The economist Thomas Robert Malthus argued that “conspicuous consumption” was good because of the trickle-down effect. Once the affluent began to spend their money on engaging domestic servants, buying expensive clothes and jewels, building mansions, going on expeditions and so on, a huge quantum of purchasing power would be generated in the economy.
But the former West Bengal finance minister and economist Ashok Mitra argues in The Telegraph, Calcutta, that the “conspicuous consumption” sparked by the IT boom in India is not percolating down to the domestic system but have been largely dissipated on types of expenditure that create a spurt in imports.
“Way back in 1991-92, the first years of the so-called economic reforms, exports of IT-related services were only $ 2.1 billion; these exports soared to $ 11.6 billion in 2001-02 and further on to $ 58.4 billion in 2006-07.
“Now look at the import of petroleum and petroleum products. These imports were $ 8.6 billion in 1991-92, $ 20.3 billion in 2001-02 and $ 83.3 billion in 2006-07.
“Over the 15-year period (1991-92 to 2006-2007), while export earnings from the IT-related services have gone up by more than $ 55 billion, the import of petroleum products has shot up by nearly $ 75 billion.
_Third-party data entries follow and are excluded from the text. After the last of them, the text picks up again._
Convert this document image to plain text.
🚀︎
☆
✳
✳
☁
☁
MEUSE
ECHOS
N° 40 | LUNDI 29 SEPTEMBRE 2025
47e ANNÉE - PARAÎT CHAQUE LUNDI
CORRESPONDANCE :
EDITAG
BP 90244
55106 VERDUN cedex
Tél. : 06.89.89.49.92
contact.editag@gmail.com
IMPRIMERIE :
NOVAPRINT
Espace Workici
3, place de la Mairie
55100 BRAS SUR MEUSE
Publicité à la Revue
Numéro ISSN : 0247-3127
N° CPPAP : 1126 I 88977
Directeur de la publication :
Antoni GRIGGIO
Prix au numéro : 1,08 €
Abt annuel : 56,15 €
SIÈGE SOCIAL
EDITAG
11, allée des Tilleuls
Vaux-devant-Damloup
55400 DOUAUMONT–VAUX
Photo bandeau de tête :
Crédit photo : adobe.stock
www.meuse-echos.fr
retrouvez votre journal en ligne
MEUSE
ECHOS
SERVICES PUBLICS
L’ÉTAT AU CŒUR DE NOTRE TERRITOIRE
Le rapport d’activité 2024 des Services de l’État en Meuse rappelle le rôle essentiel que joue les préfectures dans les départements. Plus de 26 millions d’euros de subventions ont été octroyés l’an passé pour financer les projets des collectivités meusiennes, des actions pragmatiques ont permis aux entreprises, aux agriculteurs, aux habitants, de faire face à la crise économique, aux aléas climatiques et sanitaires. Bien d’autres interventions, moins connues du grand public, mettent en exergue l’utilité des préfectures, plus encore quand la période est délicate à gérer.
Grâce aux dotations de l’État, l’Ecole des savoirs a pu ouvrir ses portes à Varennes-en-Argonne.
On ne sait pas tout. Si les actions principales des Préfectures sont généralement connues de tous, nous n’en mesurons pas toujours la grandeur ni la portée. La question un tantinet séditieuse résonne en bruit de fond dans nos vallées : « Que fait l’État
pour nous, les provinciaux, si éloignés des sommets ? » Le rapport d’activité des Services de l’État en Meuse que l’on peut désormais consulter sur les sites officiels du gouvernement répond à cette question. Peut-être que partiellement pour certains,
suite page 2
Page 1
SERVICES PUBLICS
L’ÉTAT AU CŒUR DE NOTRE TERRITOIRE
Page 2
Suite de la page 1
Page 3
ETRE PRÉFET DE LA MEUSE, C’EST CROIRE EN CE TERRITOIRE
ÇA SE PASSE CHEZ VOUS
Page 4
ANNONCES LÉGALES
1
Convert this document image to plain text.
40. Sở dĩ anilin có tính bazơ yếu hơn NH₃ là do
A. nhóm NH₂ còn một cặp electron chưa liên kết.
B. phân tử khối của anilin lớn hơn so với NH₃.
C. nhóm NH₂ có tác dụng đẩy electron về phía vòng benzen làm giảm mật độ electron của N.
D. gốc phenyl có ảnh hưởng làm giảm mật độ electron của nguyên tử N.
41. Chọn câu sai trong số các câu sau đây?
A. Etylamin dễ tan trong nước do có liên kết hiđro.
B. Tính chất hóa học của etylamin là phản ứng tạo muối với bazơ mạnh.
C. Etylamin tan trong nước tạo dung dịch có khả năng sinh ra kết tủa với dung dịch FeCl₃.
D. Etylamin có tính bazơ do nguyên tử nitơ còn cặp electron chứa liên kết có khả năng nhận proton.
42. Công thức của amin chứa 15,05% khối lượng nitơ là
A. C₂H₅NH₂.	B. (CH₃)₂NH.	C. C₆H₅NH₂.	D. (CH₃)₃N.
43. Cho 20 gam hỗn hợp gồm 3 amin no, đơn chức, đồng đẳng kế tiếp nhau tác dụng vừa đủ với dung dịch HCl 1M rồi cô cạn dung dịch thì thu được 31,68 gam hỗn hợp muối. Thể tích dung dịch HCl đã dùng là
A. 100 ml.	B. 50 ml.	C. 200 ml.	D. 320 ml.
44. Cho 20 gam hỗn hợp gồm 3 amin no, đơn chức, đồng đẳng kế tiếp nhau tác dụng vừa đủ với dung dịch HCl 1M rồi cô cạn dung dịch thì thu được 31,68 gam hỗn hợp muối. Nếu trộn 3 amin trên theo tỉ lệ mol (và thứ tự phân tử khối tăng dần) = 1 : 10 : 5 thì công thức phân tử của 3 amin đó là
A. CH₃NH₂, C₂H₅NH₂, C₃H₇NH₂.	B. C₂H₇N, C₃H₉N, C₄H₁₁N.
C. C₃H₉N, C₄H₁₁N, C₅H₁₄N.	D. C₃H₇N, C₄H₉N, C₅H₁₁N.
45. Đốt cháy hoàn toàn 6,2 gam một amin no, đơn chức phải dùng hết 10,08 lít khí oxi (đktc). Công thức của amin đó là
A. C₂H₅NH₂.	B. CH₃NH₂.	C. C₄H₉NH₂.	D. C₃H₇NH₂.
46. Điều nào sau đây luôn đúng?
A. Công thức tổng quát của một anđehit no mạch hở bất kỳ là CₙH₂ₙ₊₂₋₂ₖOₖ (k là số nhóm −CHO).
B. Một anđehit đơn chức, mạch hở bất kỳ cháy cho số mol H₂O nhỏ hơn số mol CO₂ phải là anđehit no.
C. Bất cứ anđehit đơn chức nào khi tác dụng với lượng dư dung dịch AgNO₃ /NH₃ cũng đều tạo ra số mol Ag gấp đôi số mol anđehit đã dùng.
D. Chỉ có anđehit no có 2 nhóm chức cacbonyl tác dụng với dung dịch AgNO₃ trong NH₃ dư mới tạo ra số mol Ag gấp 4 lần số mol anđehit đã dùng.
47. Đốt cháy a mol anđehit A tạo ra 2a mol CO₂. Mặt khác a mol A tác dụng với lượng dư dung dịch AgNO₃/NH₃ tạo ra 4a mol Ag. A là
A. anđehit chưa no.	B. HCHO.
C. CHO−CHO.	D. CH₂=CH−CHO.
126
“Will it be unfair to suggest that the steep increase in the import of petroleum and petroleum products has a direct connection with the pattern of expenditure that arise out of the sharply-rising export earnings from IT services? The demand for petroleum and petroleum products has skyrocketed, it can well be maintained, because a substantial part of the astronomical incomes generated in the IT-related units has been deployed to buy automobiles, which are great gas-guzzlers, as well as other luxury consumer goods for the output and marketing of which petroleum products are again much in demand.”